Frehley decidiu continuar a calmaria na faixa seguinte e sétima do álbum, "I’m In Need Of Love". Apesar de ter alguns momentos de elevação vocal, o ritmo permanece o mesmo pela maior parte do tempo. A repetição remete à "Ozone", mas em menor escala. O baixo, tocado por Will Lee, da banda do programa do ex-apresentador David Letterman, fica tímido no começo mas aos poucos vai se soltando, com algumas improvisações, até que ele se liberta completamente durante o solo. A bateria de Anton Fig também entra mais em evidência nesse momento. Por mais que não pareça, "I’m In Need Of Love" traz o melhor de todos os envolvidos no projeto e estampa a sinergia de Ace com os outros músicos.
A penúltima faixa do projeto e a única com créditos de composição atribuídos ao baterista, Anton Fig, além de Frehley. Apesar do nome ser comumente associado ao surfe, "Wiped Out" apenas ameaça um tom voltado para o estilo. As estrofes e o refrão nem parecem ser da mesma composição. Os versos são mais agudos e constantes, subindo mais na escala tonal até que terminam no refrão pesado e com a sutileza de uma tesoura de aço. Essa dualidade em uma composição única não é muito comum, o que pode contribuir para a estranheza diante da primeira ouvida. Mas do mesmo jeito que é diferente, é absolutamente viciante. A quebra que o refrão traz é um deleite para os fãs de hard rock, que no caso, seria a audiência inteira de Ace Frehley e do Kiss.
"Fractured Mirror" chega sorrateiramente para encerrar o álbum.

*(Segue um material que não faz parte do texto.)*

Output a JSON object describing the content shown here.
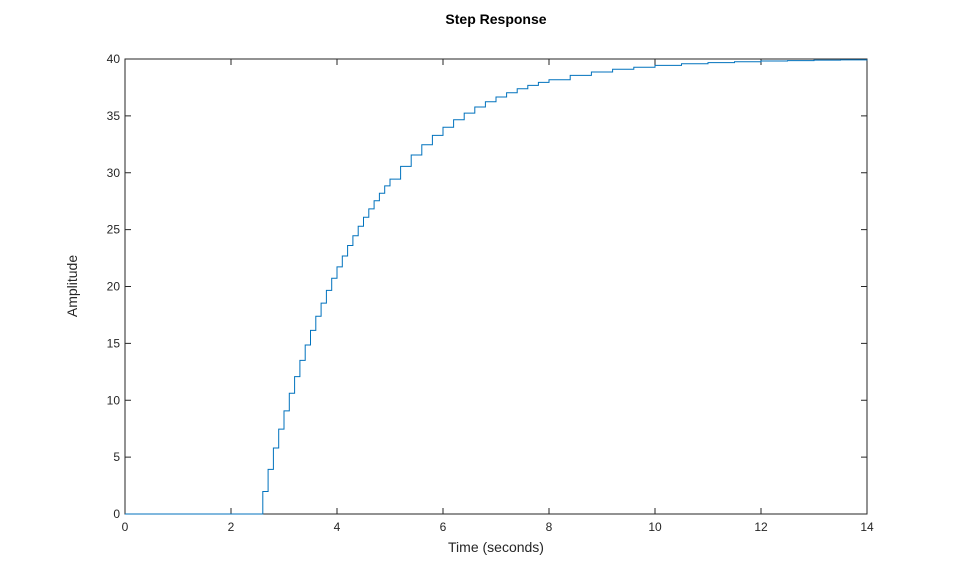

A faixa mostra mais ideias da mente de Frehley, deixando quase impossível adivinhar a rota que o Spaceman pode escolher com o rumo da melodia. Os sinos de início não combinam com o sintetizador que vem em seguida, o baixo galopante e o resto dos instrumentos começam a abafar a bateria, até que um segundo sintetizador aparece e aumenta a intensidade geral. Ace realmente construiu uma estrutura dramática nos instrumentos, mas tudo isso para começar a acalmar até restar somente o violão. Tudo o que os instrumentos (que são vários) começam a mostrar, um por um, não conclui em nenhum encerramento épico ou algo estrondoso. Apenas se mantém firme, até o fade out. A música não é ruim ou decepcionante, mas com tudo o que os instrumentos constroem, parece que Frehley poderia ter terminado essa melodia de outra maneira. O ápice ser o segundo sintetizador parece algo que o Nine Inch Nails faria, quase como um proto-industrial, de certa maneira.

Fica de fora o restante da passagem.